Baker lief bis unter die Haarwurzeln rot an, ob vor Wut oder vor Verlegenheit, konnte ich nicht genau einordnen, aber ich tippte mal eher auf Ersteres. „Mr Malik, haben Sie uns irgendetwas mitzuteilen?", presste er zwischen zusammengebissenen Zähnen hervor.
„Allerdings. Das da ist eine Schande für den Kunstbegriff", erklärte Zayn unverblümt, worauf wieder alle Münder aufklappten und sich alle fassungslos zu ihm umdrehten, was er mit einem lockeren Winken quittierte. „Die Berge im Hintergrund müssten viel dunkler sein und der Himmel von einem tieferen Blau. Das Gekraksel von einem Baum im Vordergrund sieht aus, als wäre er einem schlechten Gruselfilm entsprungen".
Bakers Kiefermuskeln spannten sich an, bis ich glaubte, die Adern an seinem Hals hervortreten zu sehen. „Mr Malik, ich wünsche Sie nach der Stunde hier zu sprechen". Dann wandte er sich mit hochrotem Kopf seinen Unterlagen zu, zeigte uns verschiedene Techniken der Schattierung und ignorierte dabei gekonnt das verächtliche Schnauben des neuen Schülers aus der letzten Reihe.
Ungeschickt griff ich nach meinem Bleistift und setzte gerade zum ersten fürchterlichen Strich an, als sich eine dunkle Stimme in meinem Rücken erhob. „Du musst den Stift anders halten".

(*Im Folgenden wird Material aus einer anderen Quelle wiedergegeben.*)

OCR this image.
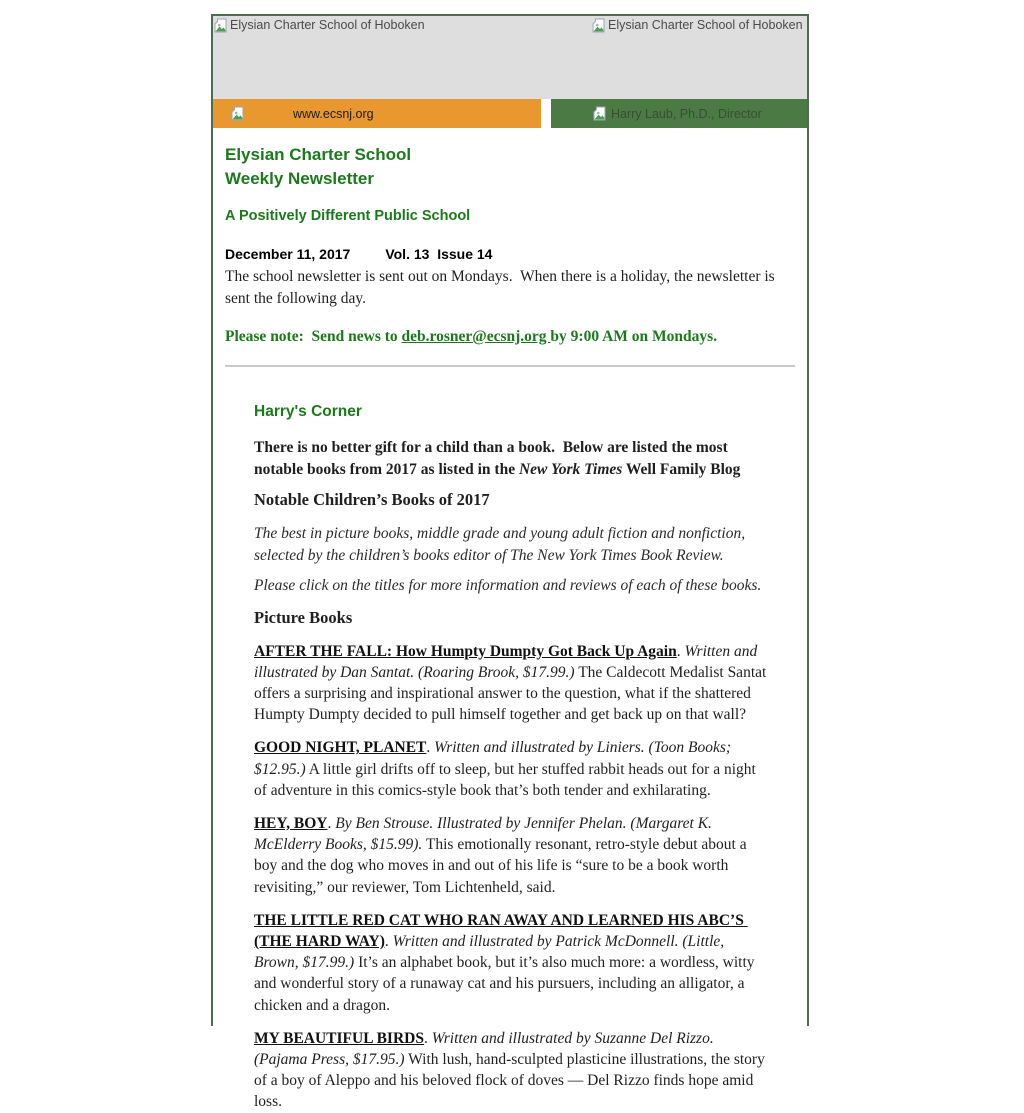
Elysian Charter School of Hoboken	Elysian Charter School of Hoboken
www.ecsnj.org	Harry Laub, Ph.D., Director
Elysian Charter School
Weekly Newsletter
A Positively Different Public School
December 11, 2017	Vol. 13  Issue 14

The school newsletter is sent out on Mondays.  When there is a holiday, the newsletter is sent the following day.

Please note:  Send news to deb.rosner@ecsnj.org by 9:00 AM on Mondays.

Harry's Corner

There is no better gift for a child than a book.  Below are listed the most notable books from 2017 as listed in the New York Times Well Family Blog

Notable Children’s Books of 2017

The best in picture books, middle grade and young adult fiction and nonfiction, selected by the children’s books editor of The New York Times Book Review.

Please click on the titles for more information and reviews of each of these books.

Picture Books

AFTER THE FALL: How Humpty Dumpty Got Back Up Again. Written and illustrated by Dan Santat. (Roaring Brook, $17.99.) The Caldecott Medalist Santat offers a surprising and inspirational answer to the question, what if the shattered Humpty Dumpty decided to pull himself together and get back up on that wall?

GOOD NIGHT, PLANET. Written and illustrated by Liniers. (Toon Books; $12.95.) A little girl drifts off to sleep, but her stuffed rabbit heads out for a night of adventure in this comics-style book that’s both tender and exhilarating.

HEY, BOY. By Ben Strouse. Illustrated by Jennifer Phelan. (Margaret K. McElderry Books, $15.99). This emotionally resonant, retro-style debut about a boy and the dog who moves in and out of his life is “sure to be a book worth revisiting,” our reviewer, Tom Lichtenheld, said.

THE LITTLE RED CAT WHO RAN AWAY AND LEARNED HIS ABC’S (THE HARD WAY). Written and illustrated by Patrick McDonnell. (Little, Brown, $17.99.) It’s an alphabet book, but it’s also much more: a wordless, witty and wonderful story of a runaway cat and his pursuers, including an alligator, a chicken and a dragon.

MY BEAUTIFUL BIRDS. Written and illustrated by Suzanne Del Rizzo. (Pajama Press, $17.95.) With lush, hand-sculpted plasticine illustrations, the story of a boy of Aleppo and his beloved flock of doves — Del Rizzo finds hope amid loss.
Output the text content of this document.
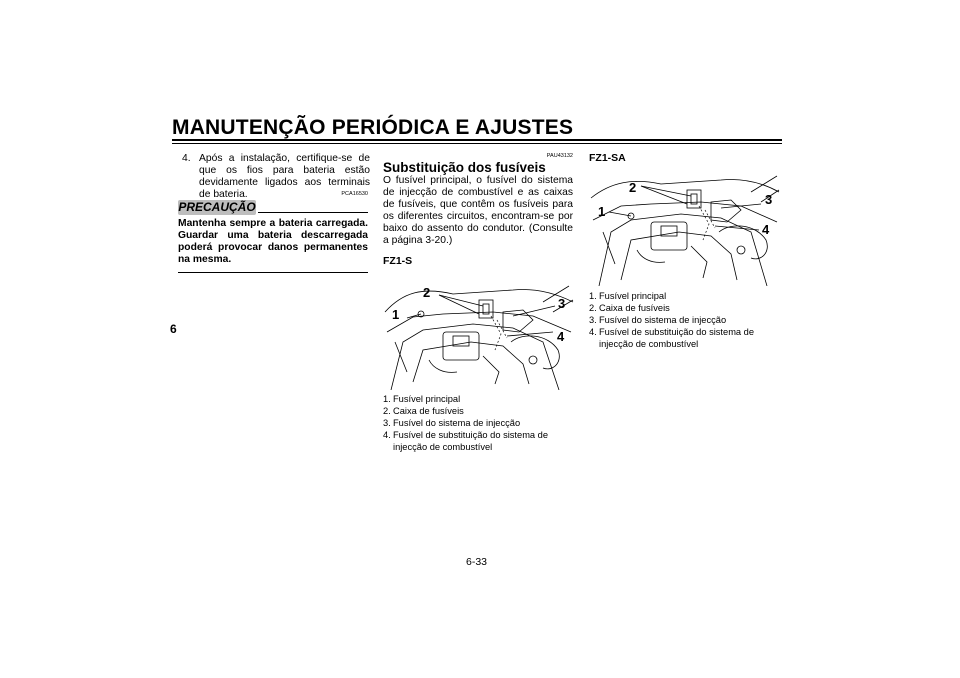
MANUTENÇÃO PERIÓDICA E AJUSTES
6
4. Após a instalação, certifique-se de que os fios para bateria estão devidamente ligados aos terminais de bateria.	PCA16530
PRECAUÇÃO
Mantenha sempre a bateria carregada. Guardar uma bateria descarregada poderá provocar danos permanentes na mesma.
PAU43132
Substituição dos fusíveis
O fusível principal, o fusível do sistema de injecção de combustível e as caixas de fusíveis, que contêm os fusíveis para os diferentes circuitos, encontram-se por baixo do assento do condutor. (Consulte a página 3-20.)
FZ1-S
1
2
3
4
1. Fusível principal
2. Caixa de fusíveis
3. Fusível do sistema de injecção
4. Fusível de substituição do sistema de injecção de combustível
FZ1-SA
1
2
3
4
1. Fusível principal
2. Caixa de fusíveis
3. Fusível do sistema de injecção
4. Fusível de substituição do sistema de injecção de combustível
6-33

Etwas verwirrt sah ich um mich, bis ich realisierte, dass er mit mir gesprochen hatte. „Was?". Herrgott, ich hörte mich an wie ein verschrecktes Kind, aber ich hatte nun mal verdammt Respekt vor diesem Typen. Langsam wandte ich mich zu ihm um, den Blick fest auf seinen Tisch gerichtet, da ich seinen Augen um keinen Preis begegnen wollte. Als ich die vollendete Zeichnung auf seinem Blockblatt sah, blieb mir wortwörtlich der Mund offen stehen. Er war allen Ernstes schon fertig, während ich noch nicht mal ansatzweise angefangen hatte, und noch dazu schien er ein umwerfender Künstler zu sein. Im Vergleich zu Zayns Werk war das von Mr Baker lediglich willkürlich hingeschmiertes Gekritsel. „Wie hast du das gemacht?".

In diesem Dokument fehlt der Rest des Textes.